Giardia and genotypes–What does it all mean? (Proceedings)
Giardia is a protozoan parasite frequently detected in a wide variety of animals, including humans. Three major morphological groups are recognized: Giardia muris in mice, G. agilis in from amphibians, and a third group from various warm-blooded animals. Included in this group are G. ardea and G. psittaci from birds, G. microti from muskrats and voles, and G. duodenalis (also called G. intestinalis and G. lamblia) from humans and other animals. Giardia duodenalis is further subdivided into genetic types or assemblages, based on molecular genetics. Eight assemblages are currenlty recognized, named A-H. Dogs are infected primarily with assemblage C and D and cats with assemblage F. Cloven-hoofed animals carry assemblage E, rats assemblage G, and H in seals. Humans are infected with assemblages A and B. However, other animals, including dogs and cats have also been reported carrying assemblage A or B; thus, these are considered to be of broad host-specificity and potentially zoonotic.
Giardia cysts are oval in shape and approximately 10 um in length. Trophozoites are pear-shaped, 9-21 x 5-15 um in size, and bilaterally symmetrical with a concave adhesive disc on the ventral surface. Two nuclei and 4 pairs of flagella are present. Although trophozoites can be present in feces, particularly if diarrheic, the cyst is the environmentally resistant stage that is primarily responsible for transmission. Infection occurs through ingestion of the cyst in contaminated water, food or other contaminated environments; trophozites excyst in the small intestine where they replicate by longitudinal binary fission. Cyst formation, then, occurs as parasites transit the colon and can be found in the feces in about 5-7 days after infection.
The reported prevalence in dogs and cats within the US varies according to the detection method used and has been reported as high as 15%. Giardia cysts do tend to be detected more often in younger animals than older animals and in shelter or kennel populations. However, detection rates among animals with or without diarrhea often are similar.The most common clinical sign is diarrhea. However, animals can be infected without any clinical signs for months or years. Other animals may have bouts of diarrhea followed by quiescent periods. Still, others will have chronic diarrhea which lasts until the parasites are eliminated.

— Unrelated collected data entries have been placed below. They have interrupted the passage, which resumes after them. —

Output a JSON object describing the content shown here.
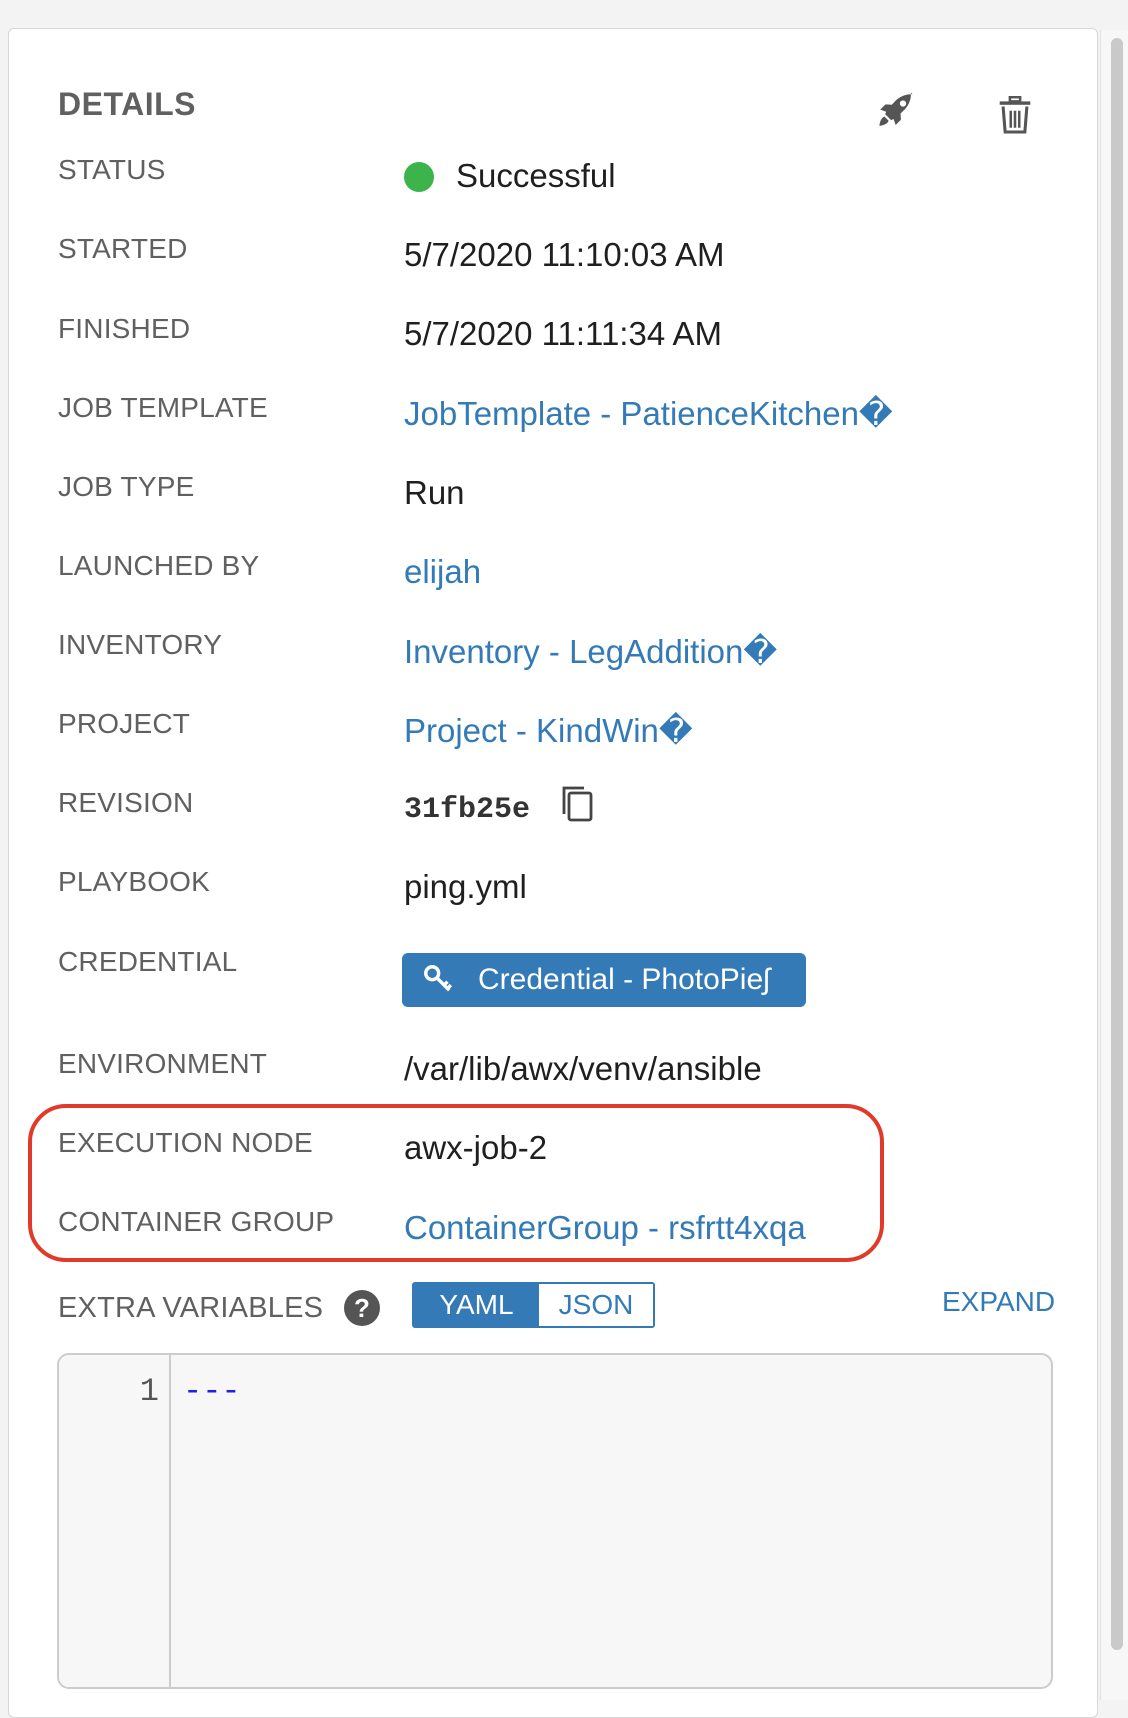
{
  "details": {
    "title": "DETAILS",
    "actions": {
      "launch_icon": "rocket-icon",
      "delete_icon": "trash-icon"
    },
    "fields": {
      "status": {
        "label": "STATUS",
        "value": "Successful",
        "color": "#3cb44b"
      },
      "started": {
        "label": "STARTED",
        "value": "5/7/2020 11:10:03 AM"
      },
      "finished": {
        "label": "FINISHED",
        "value": "5/7/2020 11:11:34 AM"
      },
      "job_template": {
        "label": "JOB TEMPLATE",
        "value": "JobTemplate - PatienceKitchen�"
      },
      "job_type": {
        "label": "JOB TYPE",
        "value": "Run"
      },
      "launched_by": {
        "label": "LAUNCHED BY",
        "value": "elijah"
      },
      "inventory": {
        "label": "INVENTORY",
        "value": "Inventory - LegAddition�"
      },
      "project": {
        "label": "PROJECT",
        "value": "Project - KindWin�"
      },
      "revision": {
        "label": "REVISION",
        "value": "31fb25e"
      },
      "playbook": {
        "label": "PLAYBOOK",
        "value": "ping.yml"
      },
      "credential": {
        "label": "CREDENTIAL",
        "value": "Credential - PhotoPieʃ"
      },
      "environment": {
        "label": "ENVIRONMENT",
        "value": "/var/lib/awx/venv/ansible"
      },
      "execution_node": {
        "label": "EXECUTION NODE",
        "value": "awx-job-2"
      },
      "container_group": {
        "label": "CONTAINER GROUP",
        "value": "ContainerGroup - rsfrtt4xqa"
      }
    },
    "extra_variables": {
      "label": "EXTRA VARIABLES",
      "toggle": {
        "yaml": "YAML",
        "json": "JSON",
        "selected": "YAML"
      },
      "expand": "EXPAND",
      "editor": {
        "lines": [
          {
            "number": "1",
            "text": "---"
          }
        ]
      }
    }
  },
  "colors": {
    "link": "#337ab7",
    "highlight": "#e03a2a",
    "success": "#3cb44b"
  }
}
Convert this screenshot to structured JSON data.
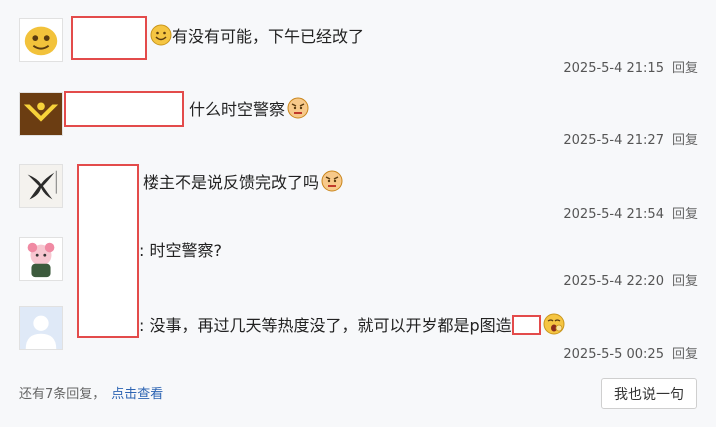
{
  "replies": [
    {
      "text": "有没有可能，下午已经改了",
      "time": "2025-5-4 21:15",
      "reply_label": "回复",
      "emoji": "smile-emoji"
    },
    {
      "text": "什么时空警察",
      "time": "2025-5-4 21:27",
      "reply_label": "回复",
      "emoji": "angry-emoji"
    },
    {
      "text": "楼主不是说反馈完改了吗",
      "time": "2025-5-4 21:54",
      "reply_label": "回复",
      "emoji": "angry-emoji"
    },
    {
      "text": ": 时空警察?",
      "time": "2025-5-4 22:20",
      "reply_label": "回复",
      "emoji": ""
    },
    {
      "text": ": 没事，再过几天等热度没了，就可以开岁都是p图造",
      "time": "2025-5-5 00:25",
      "reply_label": "回复",
      "emoji": "yawn-emoji"
    }
  ],
  "footer": {
    "more_text": "还有7条回复，",
    "view_link": "点击查看",
    "say_button": "我也说一句"
  },
  "colors": {
    "redact_border": "#e34b4b",
    "link": "#2d64b3",
    "background": "#f7f8fa"
  }
}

Molecular genetics have helped, in some ways, to clarify the zoonotic potential of Giardia from dogs and cats. Studies conducted over the last 13 years have indicated that dogs and cats are mostly (but not exclusively) infected with host-adapted parasites. Assemblages C and D are found in dogs and assemblage F is found in cats. These host-adapted assemblages tend to be the most common genetic types reported in the US in our pet population and, to date, these assemblages have not been identified in humans in the US. Rather, assemblages A and B are the types infecting humans. Dogs and cats come into the picture because some studies have identified low prevalences of assemblages A and B in them. Sub-typing of these strains is likely going to be necessary to further sort out their true zoonotic potential. It has been hypothesized that the genotypes detected in dogs and cats represent the prevailing assemblages in certain situations. Thus, dog- and cat-adapted assemblages might outcompete other assemblages in kennels/catteries or similar canine and feline environments; however, the reverse might occur in areas commonly contaminated with cysts from the feces of humans or other animals.
Unfortunately, very few studies to date provide meaningful data to assess the zoonotic potential of G. duodenalis from dogs and cats. Some studies have shown that the same assemblages can be found in samples from dogs, cats and humans living in close proximity. And, if zoonosis is defined as the identification of the same assemblages in animals and people, then, yes, there is zoonotic potential present in the Giardia present in dogs and cats. However, studies have suggested that independent transmission cycles may be occuring in people and pets in the same locality or that dogs are infected by ingesting cysts from human waste. Thus, the mere finding of the same genotypes in people and their pets may not be sufficient evidence of zoonosis. It is clear the data to date is insufficient to definitively determine whether the presence of the same gentoypes in humans and their pets represent a true zoonosis and the role of dogs and cats as a source of human giardiasis remains unresolved. Therefore, the potential role of dogs and cat in zoonotic transmission, although probably minor, cannot be conclusively elimiated.